Tuning twin carburettors: the additional considerations

MGB, GT6, Triumph Vitesse, and a number of other classic British cars run twin SU carburettors, and tuning these for optimum performance involves an additional layer of complexity beyond what applies to a single unit. The two carburettors must be correctly balanced with one another before any needle or spring optimisation is attempted. Attempting to refine individual needle profiles on an unbalanced pair is like trying to adjust a piano while one of the strings is missing. The effort will be wasted.

The 1968 guide devotes a complete section to twin carburettor tuning and the procedure it describes is substantially the same approach still used today. The throttle openings of both carburettors must be equal at idle, verified by comparing the intensity of the intake hiss at each carburettor. When the hiss from both is identical, the throttles are balanced. The mixture controls must then be adjusted equally and simultaneously, so that both jets move at the same time. Mixture strength is checked on the front carburettor using the lifting pin method, then verified on the rear. Because the two carburettors are interconnected and interdependent, any adjustment to one affects the other, and the guide is explicit that after adjusting either carburettor the other must be rechecked. This iterative process is the reason twin carburettor tuning takes considerably longer than it theoretically should.

For twin SU owners, the SU carburettor setup guide covers the synchronisation procedure in detail. Once synchronisation is confirmed, the needle and spring optimisation described in this article applies to both carburettors simultaneously rather than individually.

The consumption check: separating performance from economy

Once the needle selection has produced an engine that accelerates cleanly, cruises smoothly, and pulls strongly at high revs, the period tuning guide recommends a final series of consumption tests to determine whether any further refinement is possible. The principle is straightforward: once performance is satisfactory, it may be possible to lean the mixture slightly at specific points in the rev range and recover some fuel economy without noticeably compromising performance.
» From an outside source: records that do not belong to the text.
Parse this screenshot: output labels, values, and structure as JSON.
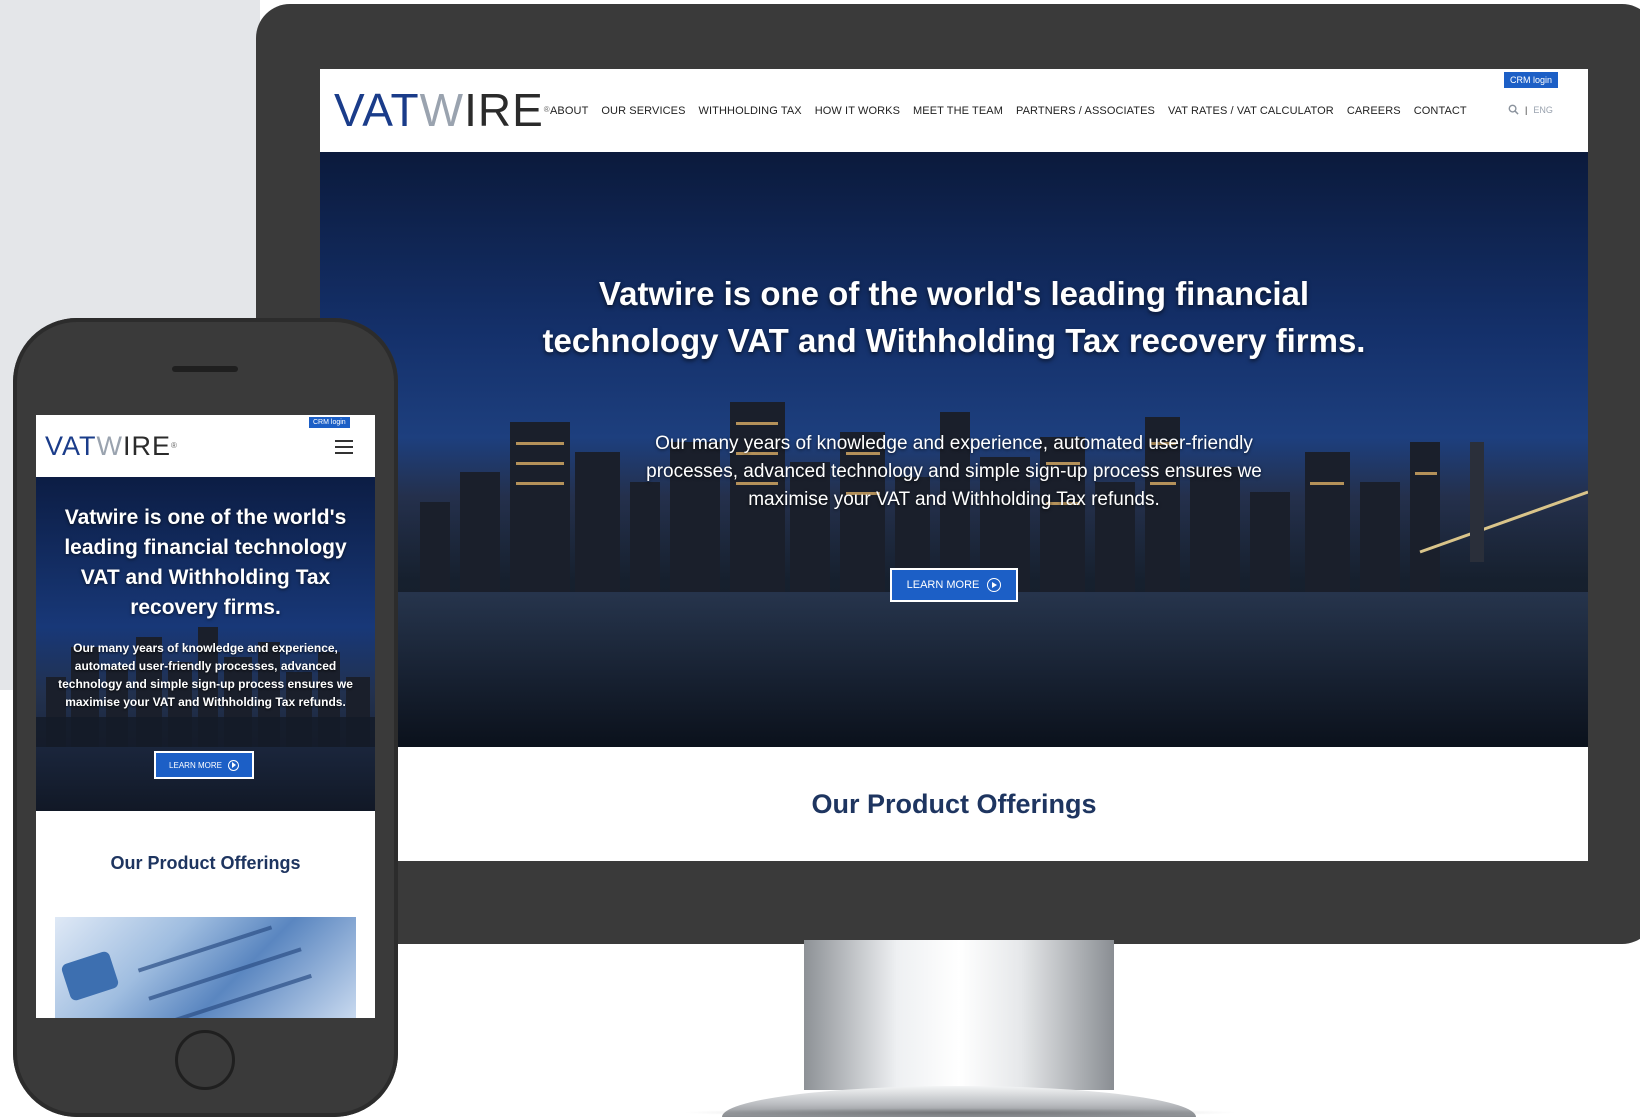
{
  "brand": {
    "logo_part1": "VAT",
    "logo_part2": "W",
    "logo_part3": "IRE",
    "registered": "®",
    "primary_color": "#1c5fc6",
    "navy_color": "#1e3560"
  },
  "desktop": {
    "crm_login": "CRM login",
    "nav": [
      "ABOUT",
      "OUR SERVICES",
      "WITHHOLDING TAX",
      "HOW IT WORKS",
      "MEET THE TEAM",
      "PARTNERS / ASSOCIATES",
      "VAT RATES / VAT CALCULATOR",
      "CAREERS",
      "CONTACT"
    ],
    "search_icon": "search-icon",
    "language_separator": "|",
    "language": "ENG",
    "hero_title": "Vatwire is one of the world's leading financial technology VAT and Withholding Tax recovery firms.",
    "hero_text": "Our many years of knowledge and experience, automated user-friendly processes, advanced technology and simple sign-up process ensures we maximise your VAT and Withholding Tax refunds.",
    "learn_more": "LEARN MORE",
    "offerings_title": "Our Product Offerings"
  },
  "mobile": {
    "crm_login": "CRM login",
    "menu_icon": "hamburger-icon",
    "hero_title": "Vatwire is one of the world's leading financial technology VAT and Withholding Tax recovery firms.",
    "hero_text": "Our many years of knowledge and experience, automated user-friendly processes, advanced technology and simple sign-up process ensures we maximise your VAT and Withholding Tax refunds.",
    "learn_more": "LEARN MORE",
    "offerings_title": "Our Product Offerings"
  }
}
The test involves sustained driving at fixed speeds of 30, 40, and 50mph, measuring fuel consumption at each. If consumption is noticeably worse at a particular speed, the needle dimensions governing that speed range may be slightly richer than necessary for optimum efficiency. A needle with slightly leaner dimensions at that section can recover economy while maintaining adequate mixture strength. However, and this cannot be emphasised strongly enough, always confirm that performance at high speed remains satisfactory after any leaning adjustment. Economy gains achieved by running weak at full throttle are not economy gains at all: they are engine damage presented as financial prudence.
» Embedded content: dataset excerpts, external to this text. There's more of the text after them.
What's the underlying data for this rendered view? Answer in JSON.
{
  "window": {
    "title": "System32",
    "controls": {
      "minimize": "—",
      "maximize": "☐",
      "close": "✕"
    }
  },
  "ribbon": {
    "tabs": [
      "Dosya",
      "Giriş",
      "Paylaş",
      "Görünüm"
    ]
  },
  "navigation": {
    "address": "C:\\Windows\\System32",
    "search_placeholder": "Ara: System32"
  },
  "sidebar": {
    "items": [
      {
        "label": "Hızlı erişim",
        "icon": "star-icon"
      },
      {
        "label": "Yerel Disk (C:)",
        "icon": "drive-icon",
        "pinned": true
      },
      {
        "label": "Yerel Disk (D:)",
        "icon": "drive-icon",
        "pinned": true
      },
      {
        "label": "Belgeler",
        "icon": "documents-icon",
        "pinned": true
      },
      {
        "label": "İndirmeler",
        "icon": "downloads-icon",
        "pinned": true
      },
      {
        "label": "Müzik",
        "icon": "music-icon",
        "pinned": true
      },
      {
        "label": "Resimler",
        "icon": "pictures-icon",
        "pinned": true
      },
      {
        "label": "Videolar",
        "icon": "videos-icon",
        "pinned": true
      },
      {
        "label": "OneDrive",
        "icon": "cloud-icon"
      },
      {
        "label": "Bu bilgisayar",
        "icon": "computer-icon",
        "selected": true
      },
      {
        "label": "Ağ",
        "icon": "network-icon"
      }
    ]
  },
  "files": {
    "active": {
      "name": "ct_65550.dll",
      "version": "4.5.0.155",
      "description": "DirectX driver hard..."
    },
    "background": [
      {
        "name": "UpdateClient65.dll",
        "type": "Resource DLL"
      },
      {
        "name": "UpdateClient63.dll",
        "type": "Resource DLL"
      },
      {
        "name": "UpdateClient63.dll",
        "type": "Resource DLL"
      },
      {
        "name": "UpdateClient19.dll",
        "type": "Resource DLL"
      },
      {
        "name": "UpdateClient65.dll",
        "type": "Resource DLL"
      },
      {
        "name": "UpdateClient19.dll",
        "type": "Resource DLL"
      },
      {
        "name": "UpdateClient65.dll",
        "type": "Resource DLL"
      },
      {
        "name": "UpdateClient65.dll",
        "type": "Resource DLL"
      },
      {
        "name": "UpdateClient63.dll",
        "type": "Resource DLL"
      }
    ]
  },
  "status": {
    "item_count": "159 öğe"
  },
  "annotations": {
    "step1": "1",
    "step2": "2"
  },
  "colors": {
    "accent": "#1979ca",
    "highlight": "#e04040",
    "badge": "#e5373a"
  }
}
Setting realistic expectations

SU carburettor optimisation is one of the more rewarding exercises available to the classic car enthusiast who is prepared to approach it methodically. It also requires patience, systematic testing, and a willingness to accept that the perfect needle setting on a road car may involve a degree of compromise between idle, mid-range, and top-end performance that cannot be entirely eliminated with a single needle profile. The 1968 tuning guide is candid about this and notes that without a test bed and the ability to conduct controlled assessments, road testing is the practical approach, and road testing is by definition approximate.
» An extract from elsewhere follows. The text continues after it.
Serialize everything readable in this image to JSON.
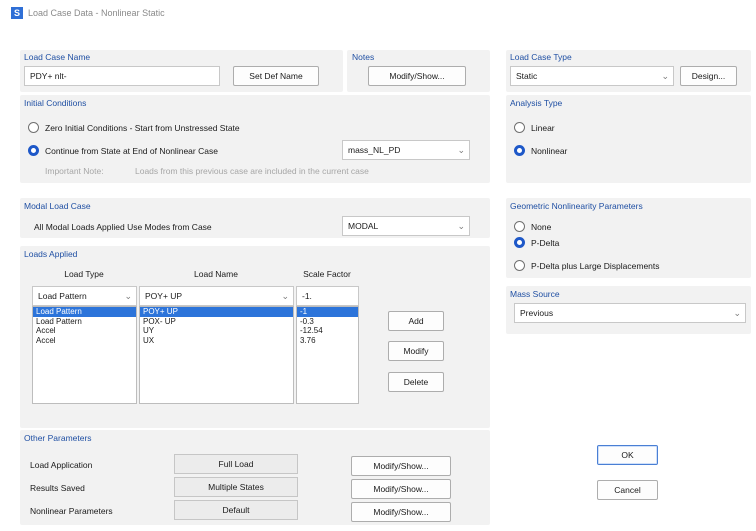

What it will not do is transform an otherwise poorly prepared engine. The SU carburettor meters fuel with great precision when correctly set up. But it cannot compensate for worn valve guides, incorrect valve clearances, a tired camshaft, or ignition timing that is adrift. Before attributing poor performance to carburation, it is worth ensuring that the rest of the engine is in good order. Our valve clearance guide and our pre-season safety check cover the mechanical foundations that carburettor optimisation depends on. Get those right first, and the SU system will reward you with a level of responsiveness and driveability that makes the investment of time entirely worthwhile.